There are 4750 r-band visits in the database in the range of altitude and seeing that we are looking for. We have 1997 visits in our dataset. Only 22 of them are in r-band and the range of seeing that we want. We are going to query some of them using the SingleVisitCatalog class as in DC2_calexp_src_validation.ipynb tutorial.
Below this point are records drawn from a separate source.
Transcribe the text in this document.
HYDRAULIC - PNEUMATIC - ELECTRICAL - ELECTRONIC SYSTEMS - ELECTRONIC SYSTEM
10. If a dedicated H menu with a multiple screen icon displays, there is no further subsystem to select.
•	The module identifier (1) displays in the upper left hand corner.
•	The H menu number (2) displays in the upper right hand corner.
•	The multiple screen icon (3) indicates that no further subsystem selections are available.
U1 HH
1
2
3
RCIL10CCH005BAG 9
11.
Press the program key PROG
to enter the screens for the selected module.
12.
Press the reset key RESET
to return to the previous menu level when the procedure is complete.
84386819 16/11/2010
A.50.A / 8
We will select only a few columns.

columns = ['base_ClassificationExtendedness_value', # This is a basic star/galaxy separation flag more on Bosch et al 2018
           'ext_shapeHSM_HsmShapeRegauss_e1', # e1 using GalSim's HSM
           'ext_shapeHSM_HsmShapeRegauss_e2', # e2 using GalSim's HSM
           'base_SdssShape_xx', # xx moment using SDSS algorithm
           'base_SdssShape_xy', # xy moment using SDSS algorithm
           'base_SdssShape_yy', # yy moment using SDSS algorithm
           'base_SdssShape_psf_xx', # xx moment of the PSF in the position of this object using SDSS algorithm
           'base_SdssShape_psf_xy', # xy as above
           'base_SdssShape_psf_yy', # yy as above
           'base_PsfFlux_instFlux', # PSF-flux
           'base_PsfFlux_instFluxErr', # PSF-flux error
           'base_PsfFlux_mag', # magnitude computed in a PSF magnitude (derived from base_PsfFlux_instFlux with the corresponding zeropoint)
           'base_PsfFlux_magErr', # corresponding error to the above magnitude
           'e_psf', # We are going to create this column with the PSF ellipticity below!
]
# We define some routines to convert to the LSST-SRD convention for |e|
def asymQ(ixx,iyy,ixy):
    asymQx = ixx - iyy
    asymQy = 2*ixy
    return np.sqrt(asymQx**2 + asymQy**2)
def trQ(ixx,iyy):
    return ixx+iyy
def get_a(ixx,iyy,ixy):
    return np.sqrt(0.5*(trQ(ixx,iyy)+asymQ(ixx,iyy,ixy)))
def get_b(ixx,iyy,ixy):
    return np.sqrt(0.5*(trQ(ixx,iyy)-asymQ(ixx,iyy,ixy)))
def get_e(ixx,iyy,ixy):
    a = get_a(ixx,iyy,ixy)
    b = get_b(ixx,iyy,ixy)
    return (a**2-b**2)/(a**2+b**2)
nvisits_to_query = 3 # We are going to check 3 visits only but feel free to query up to 22!

data = []
for i, vv in enumerate(visits_to_check):
    cat = SingleVisitCatalog(repo=data_imsim, filter_band='r', visit=vv, detector=None)
    if i==0:
        # Add the derived quantity in the first catalog
        cat.add_derived_quantity('e_psf', get_e, 
                                 'base_SdssShape_psf_xx', 
                                 'base_SdssShape_psf_yy', 
                                 'base_SdssShape_psf_xy')
    data_this = cat.get_quantities(columns, filters=['deblend_nChild == 0'])
    data.append(data_this)
    if i>= nvisits_to_query:
        break

data = {q: np.concatenate([data_this[q] for data_this in data]) for q in data[0]}

So let’s compute the PSF ellipticity in our 3 visits

Show the distribution, the median and 95-th percentile. There are certain criteria for these quantities described in the LSST Science Requirement Document: LPM-17

plt.hist(np.abs(data['e_psf']),histtype='step', range=(0,0.1),bins=100,normed=True)
plt.plot(np.median(data['e_psf'])*np.ones(3),np.linspace(0,65,3),'k--')
plt.plot(np.percentile(data['e_psf'],95)*np.ones(3),np.linspace(0,65,3),'r--')
plt.xlabel(r'$|e|=(1-q^{2})/(1+q^{2})$',fontsize=16)
plt.ylabel(r'$P|e|$',fontsize=16)
#plt.legend(loc='best')
#plt.xlim(0,0.07)
plt.ylim(0,60)

The black line represents the median of the distribution (that should be below 0.04) and the red line represents the 95th percentile (that should be below 0.07). Both criteria are fulfilled! In fact, we increased the ellipticity for run 2.1i to make it more realistic!